“ Çocuklarda haftada en az üç kez görülen öfke patlamaları dikkate alınmalı”

“ Çocuklarda haftada en az üç kez görülen öfke patlamaları dikkate alınmalı”

Çocuklarda genellikle 6 ile 10 yaş arasında baş gösteren “Yıkıcı Duygu Durum Bozukluğu” hakkında Üsküdar Üniversitesi Tıp Fakültesi Çocuk Psikiyatrisi Anabilim Dalı, NP Feneryolu Tıp Merkezi Çocuk ve Ergen Psikiyatri Uzmanı Yrd. Doç. Dr. Başak Ayık değerlendirmelerde bulundu.

Çocukluk çağında görülen Yıkıcı Duygu Furum Düzenleyememe Bozukluğu’nun ruhsal bir bozukluk olduğunu ifade eden Doç. Dr. Başak Ayık, 2013 yılından beri çocukluk çağı ruhsal hastalıkları arasında tanımlandığını söyledi.
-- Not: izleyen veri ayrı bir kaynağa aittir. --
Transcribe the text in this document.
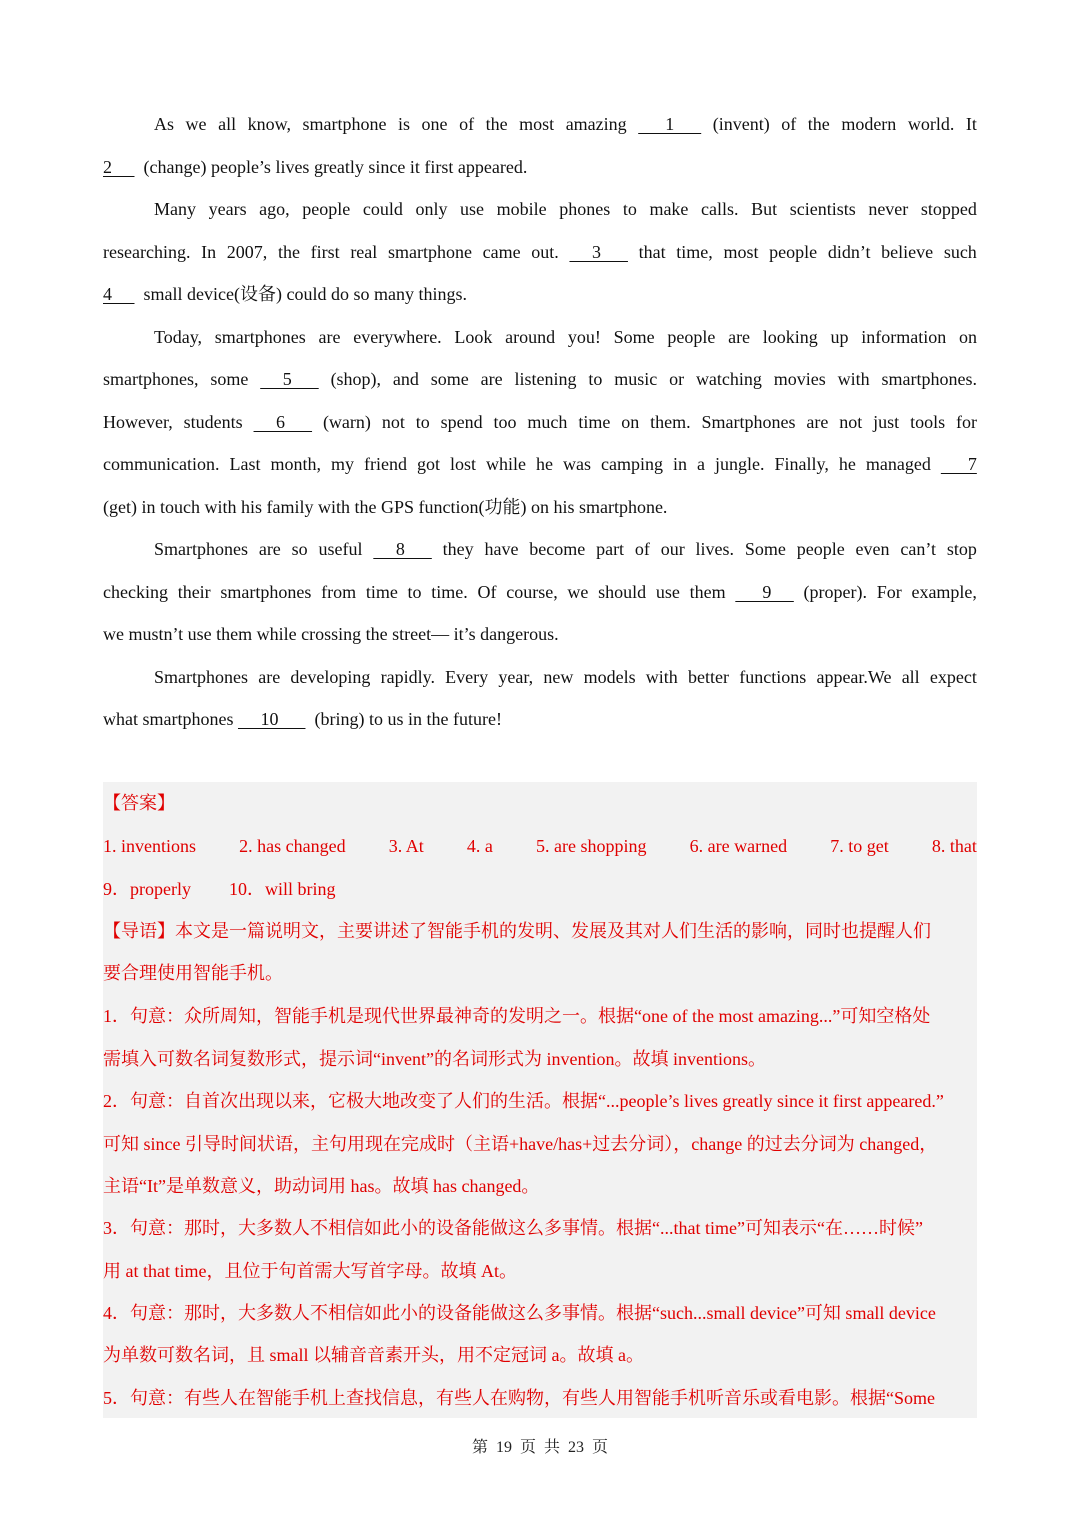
As we all know, smartphone is one of the most amazing 1 (invent) of the modern world. It
2 (change) people’s lives greatly since it first appeared.
Many years ago, people could only use mobile phones to make calls. But scientists never stopped
researching. In 2007, the first real smartphone came out. 3 that time, most people didn’t believe such
4 small device(设备) could do so many things.
Today, smartphones are everywhere. Look around you! Some people are looking up information on
smartphones, some 5 (shop), and some are listening to music or watching movies with smartphones.
However, students 6 (warn) not to spend too much time on them. Smartphones are not just tools for
communication. Last month, my friend got lost while he was camping in a jungle. Finally, he managed 7
(get) in touch with his family with the GPS function(功能) on his smartphone.
Smartphones are so useful 8 they have become part of our lives. Some people even can’t stop
checking their smartphones from time to time. Of course, we should use them 9 (proper). For example,
we mustn’t use them while crossing the street— it’s dangerous.
Smartphones are developing rapidly. Every year, new models with better functions appear.We all expect
what smartphones 10 (bring) to us in the future!
【答案】
1. inventions 2. has changed 3. At 4. a 5. are shopping 6. are warned 7. to get 8. that
9．properly 10．will bring
【导语】本文是一篇说明文，主要讲述了智能手机的发明、发展及其对人们生活的影响，同时也提醒人们
要合理使用智能手机。
1．句意：众所周知，智能手机是现代世界最神奇的发明之一。根据“one of the most amazing...”可知空格处
需填入可数名词复数形式，提示词“invent”的名词形式为 invention。故填 inventions。
2．句意：自首次出现以来，它极大地改变了人们的生活。根据“...people’s lives greatly since it first appeared.”
可知 since 引导时间状语，主句用现在完成时（主语+have/has+过去分词），change 的过去分词为 changed，
主语“It”是单数意义，助动词用 has。故填 has changed。
3．句意：那时，大多数人不相信如此小的设备能做这么多事情。根据“...that time”可知表示“在……时候”
用 at that time，且位于句首需大写首字母。故填 At。
4．句意：那时，大多数人不相信如此小的设备能做这么多事情。根据“such...small device”可知 small device
为单数可数名词，且 small 以辅音音素开头，用不定冠词 a。故填 a。
5．句意：有些人在智能手机上查找信息，有些人在购物，有些人用智能手机听音乐或看电影。根据“Some
第 19 页 共 23 页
Bir yıldır devam eden öfke dikkate alınmalı

Genellikle çocuklarda ortaya çıkan anlık ve şiddetli öfke patlamaları Yıkıcı Duygu Durum Düzenleyememe Bozukluğu’nun kendisini gösterdiğini kaydeden Yrd. Doç. Dr. Başak Ayık, “Haftada 3 kez gösteren bu şiddetli öfke patlamaları tanı koymak için bir koşuldu. Bu tip durumların olmadığı dönemlerde çocuğun ruh hali sinirli ve kızgın olur. Bu ruh halinin 1 yıl devam etmesi gereklidir. Çocuğun şiddetli bir tepki göstermeyecek olay dahi olsa çocuğun vereceği tepki bu olay ile karşılaştırılamayacak derecede şiddetli olur. Çocuk bu tepkileri sadece aile bireylerine karşı verip dışarıda vermiyorsa bu çocukta Yıkıcı Duygu Durum Düzenleme Bozukluğu söz konusu olamaz” diye konuştu.

Halk arasında manik depresif olarak biliniyor

Halk arasında Duygu Durum Bozukluklarının “manik depresif” veya “iki uçlu bozukluk” olarak da adlandırıldığını  da aktaran Yrd. Doç. Dr. Başak Ayık, bütün hastalarda iki ruh hali görünmese de bu hastaların kendilerini çok iyi hissettikleri ve çok enerjik oldukları yükselme dönemleri (mani) ile mutsuz ve enerjisiz oldukları düşüş (depresyon) dönemleri arasında gidip geldiğini kaydetti.

Düzenli tedavi yaşam kalitesini yükseltiyor

Bu tarz sorun yaşayan çocukların tedavisinin önemine işaret eden Yrd. Doç. Dr. Başak Ayık, tedavi başlandıktan sonra asla aksatılmaması gerektiğini vurgulayarak “Yaşadıkları Duygu Durumları kendilerini nasıl hissettikleri ve buna bağlı olarak uyku, yeme alışkanlıkları gibi günlük etkinlikleri ve enerji düzeyleri değişken bir seyir gösterir. Tedaviye başlanıldığı dönemlerde en önemli nokta “atak dönemi” olarak tarif edilen belirgin sıkıntıların olduğu şiddetli belirtiler ile seyreden dönemler haricindeki sessiz, sakin geçen ara dönemlerde de tedavilerini aksatmamaları gerektiğidir. Çocuğun göreceği düzenli tedavi atak sıklığını azaltır ve şiddetli atakları önleyerek kişinin hayat kalitesini arttırır” dedi.

Belirtiler görülüyorsa uzmana başvurulmalı

Çocuklarda davranış bozukluğu, dikkat eksikliği, depresyon, madde kullanım bozukluğu ve kaygı bozukluğu yüksek oranlarda görüldüğünü ifade eden Yrd. Doç. Dr. Başak Ayık, bu tip rahatsızlık belirtilerinin 10 yaşından önce başladığını, tanının ise tanı 6 yaşından önce ve 18 yaşından önce konamaz olduğuna dikkati çekti.